Six hours had passed since I ate a crust of bread and drank a half-pint of ale to begin the day. The knot in my stomach might have been hunger as well as apprehension for what I was about to do. If I accepted Lord Gilbert’s invitation, I could put off the surgery. I accepted.
Arthur led me to the castle yard, through the inner gatehouse to the hall. Tables erected in a “U” shape now occupied most of the room. Trenchers and loaves of bread — white bread! — sat, one at each place, on the cloth. Twelve places were set around the tables. I passed a hand over the nearest loaf: yet warm from the oven!
Arthur left me in the hall. As he passed out one door, my dinner companions entered through another.
She was among them: the beauty I had seen on horseback a year earlier. You may wonder that I would remember and recognize her after a year. If you had seen the lady, you would wonder no more.
Lord Gilbert saw me standing alone, probably looking as awkward as I felt, and spoke to his companions. “Ah, here is the surgeon who has put me back together. Master Hugh de Singleton; my wife, Lady Petronilla; my sister, Lady Joan.” I heard other names vaguely, obscured as they were by the lovely Joan — sister, not wife, to Lord Gilbert.

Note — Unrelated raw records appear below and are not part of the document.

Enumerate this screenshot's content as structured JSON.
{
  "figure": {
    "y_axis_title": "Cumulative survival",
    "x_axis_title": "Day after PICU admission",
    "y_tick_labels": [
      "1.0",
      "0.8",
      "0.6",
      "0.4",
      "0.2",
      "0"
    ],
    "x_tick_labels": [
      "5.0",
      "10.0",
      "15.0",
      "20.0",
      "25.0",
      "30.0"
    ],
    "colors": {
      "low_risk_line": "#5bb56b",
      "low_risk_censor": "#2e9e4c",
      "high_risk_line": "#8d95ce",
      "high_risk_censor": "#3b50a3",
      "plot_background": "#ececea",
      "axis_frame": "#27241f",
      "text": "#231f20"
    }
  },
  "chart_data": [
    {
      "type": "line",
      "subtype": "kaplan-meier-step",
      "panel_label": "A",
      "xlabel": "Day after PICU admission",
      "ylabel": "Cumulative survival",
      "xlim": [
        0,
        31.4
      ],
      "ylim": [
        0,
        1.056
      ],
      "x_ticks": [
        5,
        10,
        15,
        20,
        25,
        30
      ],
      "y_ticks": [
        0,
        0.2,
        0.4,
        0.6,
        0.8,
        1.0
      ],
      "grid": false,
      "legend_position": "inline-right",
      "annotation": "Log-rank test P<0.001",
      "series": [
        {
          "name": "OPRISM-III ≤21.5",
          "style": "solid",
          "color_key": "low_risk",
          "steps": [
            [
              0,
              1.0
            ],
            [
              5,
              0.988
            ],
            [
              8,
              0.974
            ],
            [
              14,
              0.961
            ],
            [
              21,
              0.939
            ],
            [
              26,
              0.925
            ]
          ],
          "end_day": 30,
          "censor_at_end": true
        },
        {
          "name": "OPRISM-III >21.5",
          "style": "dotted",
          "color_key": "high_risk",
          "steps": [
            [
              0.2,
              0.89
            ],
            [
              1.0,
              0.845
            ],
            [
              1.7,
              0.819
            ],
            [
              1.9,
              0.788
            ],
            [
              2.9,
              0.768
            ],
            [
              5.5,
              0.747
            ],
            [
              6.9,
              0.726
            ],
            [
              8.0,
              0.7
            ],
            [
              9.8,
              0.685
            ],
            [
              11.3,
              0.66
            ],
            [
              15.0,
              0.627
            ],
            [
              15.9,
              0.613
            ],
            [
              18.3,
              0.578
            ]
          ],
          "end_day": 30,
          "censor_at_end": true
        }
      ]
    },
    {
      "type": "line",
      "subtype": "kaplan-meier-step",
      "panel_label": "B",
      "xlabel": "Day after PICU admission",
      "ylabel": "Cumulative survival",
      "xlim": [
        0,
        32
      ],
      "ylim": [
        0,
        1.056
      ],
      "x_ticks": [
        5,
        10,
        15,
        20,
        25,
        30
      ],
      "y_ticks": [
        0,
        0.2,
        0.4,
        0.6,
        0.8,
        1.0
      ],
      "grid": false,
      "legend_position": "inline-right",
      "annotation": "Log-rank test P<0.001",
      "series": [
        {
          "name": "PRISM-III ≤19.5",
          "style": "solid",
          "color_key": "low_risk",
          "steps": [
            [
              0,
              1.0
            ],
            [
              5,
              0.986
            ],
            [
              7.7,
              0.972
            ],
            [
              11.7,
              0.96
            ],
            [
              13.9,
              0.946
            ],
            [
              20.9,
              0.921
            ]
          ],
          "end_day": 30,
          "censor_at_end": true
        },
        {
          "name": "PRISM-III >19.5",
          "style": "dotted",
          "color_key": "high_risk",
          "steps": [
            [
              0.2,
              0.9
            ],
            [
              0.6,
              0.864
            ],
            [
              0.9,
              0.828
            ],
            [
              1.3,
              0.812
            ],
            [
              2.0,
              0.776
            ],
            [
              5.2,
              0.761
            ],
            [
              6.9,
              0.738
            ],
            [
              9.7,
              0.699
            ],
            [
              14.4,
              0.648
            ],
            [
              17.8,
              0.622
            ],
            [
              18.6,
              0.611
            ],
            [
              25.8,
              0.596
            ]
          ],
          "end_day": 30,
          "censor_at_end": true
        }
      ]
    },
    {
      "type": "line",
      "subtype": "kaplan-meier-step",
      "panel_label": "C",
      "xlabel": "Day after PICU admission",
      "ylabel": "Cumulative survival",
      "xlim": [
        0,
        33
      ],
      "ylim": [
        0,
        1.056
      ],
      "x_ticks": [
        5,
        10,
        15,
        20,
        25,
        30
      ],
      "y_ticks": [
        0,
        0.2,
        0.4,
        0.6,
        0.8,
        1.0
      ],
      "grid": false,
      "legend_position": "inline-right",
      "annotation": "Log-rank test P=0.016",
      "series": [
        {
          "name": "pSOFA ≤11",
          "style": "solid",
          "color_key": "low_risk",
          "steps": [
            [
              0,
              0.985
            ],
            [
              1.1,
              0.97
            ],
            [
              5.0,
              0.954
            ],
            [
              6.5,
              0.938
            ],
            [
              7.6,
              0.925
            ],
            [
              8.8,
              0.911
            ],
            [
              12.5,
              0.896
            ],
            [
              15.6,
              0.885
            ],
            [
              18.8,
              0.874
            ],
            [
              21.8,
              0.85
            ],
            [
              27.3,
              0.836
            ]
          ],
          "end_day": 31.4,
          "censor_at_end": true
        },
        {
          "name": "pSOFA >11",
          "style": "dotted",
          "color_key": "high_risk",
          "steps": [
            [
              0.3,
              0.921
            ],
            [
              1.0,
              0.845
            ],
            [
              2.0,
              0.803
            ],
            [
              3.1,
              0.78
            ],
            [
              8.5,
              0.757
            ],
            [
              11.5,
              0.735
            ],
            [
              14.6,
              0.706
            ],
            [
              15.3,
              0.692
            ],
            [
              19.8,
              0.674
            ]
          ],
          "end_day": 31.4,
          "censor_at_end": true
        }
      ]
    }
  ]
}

I remember little of the meal. I ate welclass="underline" even love has seldom been able to suppress my appetite. She smiled at me once. I spent most of the meal trying not to be obvious about her charms and their influence on me. This was most difficult between removes, for there was no food then to occupy my eye or thoughts.
Lord Gilbert placed me beside a guest, Sir William Fitzherbert, but two places removed from himself at the high table. I was cognizant of the honor.
“Are you able to relieve my villeins?” Lord Gilbert asked, between the first and second removes. I told him what I had done for the first, and what I proposed for the other. I did not think it the proper time or place to explain the procedure in detail, however.
“I pray you succeed. Alfred has been in torment for months, and he’s no good to me as he is.”
“He may die,” I warned.
“So may we all,” Lord Gilbert laughed.
“The surgery may not succeed.”
“Alfred knows this?” Lord Gilbert frowned.
“He does.”
“Yet he desires you to proceed?”
“He said he would rather see God this day than live longer with his pain.”